Søren stood up and walked over to his steamer trunk. He pulled keys from his pocket and unlocked it. On his knees he pushed this and that aside until he seemingly found what he was looking for.

He stood back up and walked over to her with a white envelope in his hand.

“I realize this might tarnish the romantic aura around the memory of me selling a lock of my hair to buy you a laptop,” he said. “But you did tell me she’d threatened you. While in her presence I made, well, let’s call it a preemptive strike.”

Nora opened the envelope and inside it was a driver’s license. She didn’t recognize the name on the license, but she did recognize the photograph.

She couldn’t get a word out at first. Her heart swelled and warmth radiated from the center of her chest out into the world, as if her heart was a cymbal and someone had struck it with a mallet. Her eyes filled with tears and her throat closed.

“Eleanor?”

She raised her hand, needing a moment’s silence.

“You let her kiss you so you could steal her driver’s license,” she said when she could finally speak again. “For me.”

Nora came to him and wrapped her arms around him.

“For you,” he said, kissing the top of her head. “You said she wanted to hurt you.”

“That’s your job,” she said. And hurting him was her job. They were too good at their jobs.

Nora laughed against his chest, wiped her tears on his T-shirt.

“How?”

“She has a phone number clients use to make appointments. I called her. I told her I’d heard she’d threatened you. She said we should meet and talk about it. I agreed as long as we met in public and she wore vanilla attire in case one of my parishioners saw me. It was like stealing candy from a baby. People trust the clergy. Too much perhaps.”

She stared at him, incredulous. “I’m speechless.”

“The words you’re looking for are ‘thank you.’”

“Thank you.”

“You’re welcome.”

Søren bent to kiss her as she rose up on her toes to kiss him. Their mouths met in passion and sorrow. Passion for it was a powerful kiss of hunger and need. Sorrow as it might be their last kiss if she failed.

“I’m giving you her license so you can protect yourself, not so you can hurt her. Try to remember we’re on the side of the angels,” he said.

“So I can’t kill her?”

He shook his head.

“Fine. I’ll talk to her. I might talk to her loudly. But I’ll only talk to her.”

“That’s my good girl.”

“Am I? You’re leaving. Am I still your girl?”

“Forever,” he said. “My love for you isn’t going anywhere, I promise. Only my body.”

“Your body’s my favorite part.”

“I’d be hurt if I actually believed that.”

“You know...” she said, putting her hand flat on his chest. “You know I love you, too.”

“I do.”

“So you know I’ll find a way to make you stay. I will. I promise you I will.”

Søren caressed her cheek, rubbed his thumb over her bottom lip.

“Little One, you won’t succeed, but I will enjoy watching you try.”

She turned to leave him but stopped when he called her name.

“Eleanor?”

“What?” She didn’t turn back around.

“I’ll take my keys back now.”

With a sigh Nora tossed his keys over her shoulder, the keys she’d stolen from his pocket while they were kissing.

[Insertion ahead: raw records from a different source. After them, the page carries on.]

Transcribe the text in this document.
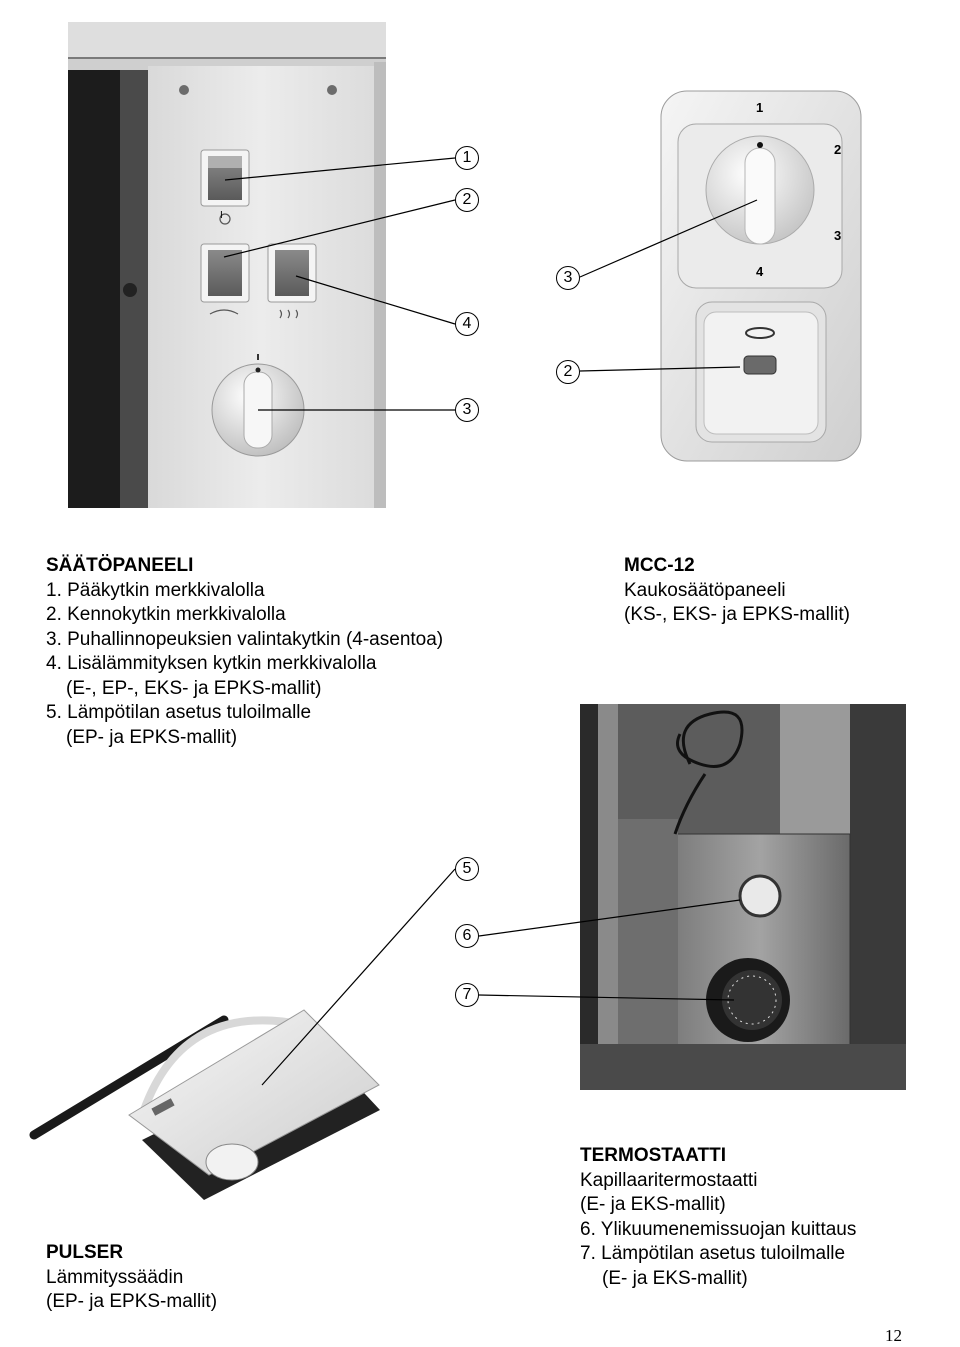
I
1
2
4
3
1
2
3
4
3
2
SÄÄTÖPANEELI
1. Pääkytkin merkkivalolla
2. Kennokytkin merkkivalolla
3. Puhallinnopeuksien valintakytkin (4-asentoa)
4. Lisälämmityksen kytkin merkkivalolla
(E-, EP-, EKS- ja EPKS-mallit)
5. Lämpötilan asetus tuloilmalle
(EP- ja EPKS-mallit)
MCC-12
Kaukosäätöpaneeli
(KS-, EKS- ja EPKS-mallit)
5
6
7
TERMOSTAATTI
Kapillaaritermostaatti
(E- ja EKS-mallit)
6. Ylikuumenemissuojan kuittaus
7. Lämpötilan asetus tuloilmalle
(E- ja EKS-mallit)
PULSER
Lämmityssäädin
(EP- ja EPKS-mallit)
12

She didn’t have to look back to know he caught them.

“And my wallet.”

Nora surrendered his wallet.

So much for that plan.

32

Milady

NORA DROVE TO a house on Long Island, a small house, pale yellow and gabled, a bit run-down. She knocked on the front door and waited. An elderly woman in linen pants and a faded blue cardigan answered the door.

“Yes?” asked the white-haired woman with a slight smile. “Can I help you?”

“Is Kimberly home?” Nora asked. “I’m an old friend of hers.”

“Grandma? Who’s at the door?”

And there she was, Milady herself, standing at the top of a hardwood staircase in a plain navy skirt and white blouse staring down at Nora with murder in her eyes. Nora grinned.

“Hi, Kim,” Nora said. “I was in the neighborhood. Want to go for a walk?”

“Sure,” Milady/Kim said. “Let me put on my shoes.”

“Nice to meet you. Mrs. Matsui, right?”

“That’s right. Have a nice walk,” she said as Milady stepped past her and onto the porch.

“Pretty neighborhood,” Nora said as she started down the porch stairs. “Where should we go? Is there a park nearby?”

“I’m not going anywhere with you. Not until you tell me how you found me.”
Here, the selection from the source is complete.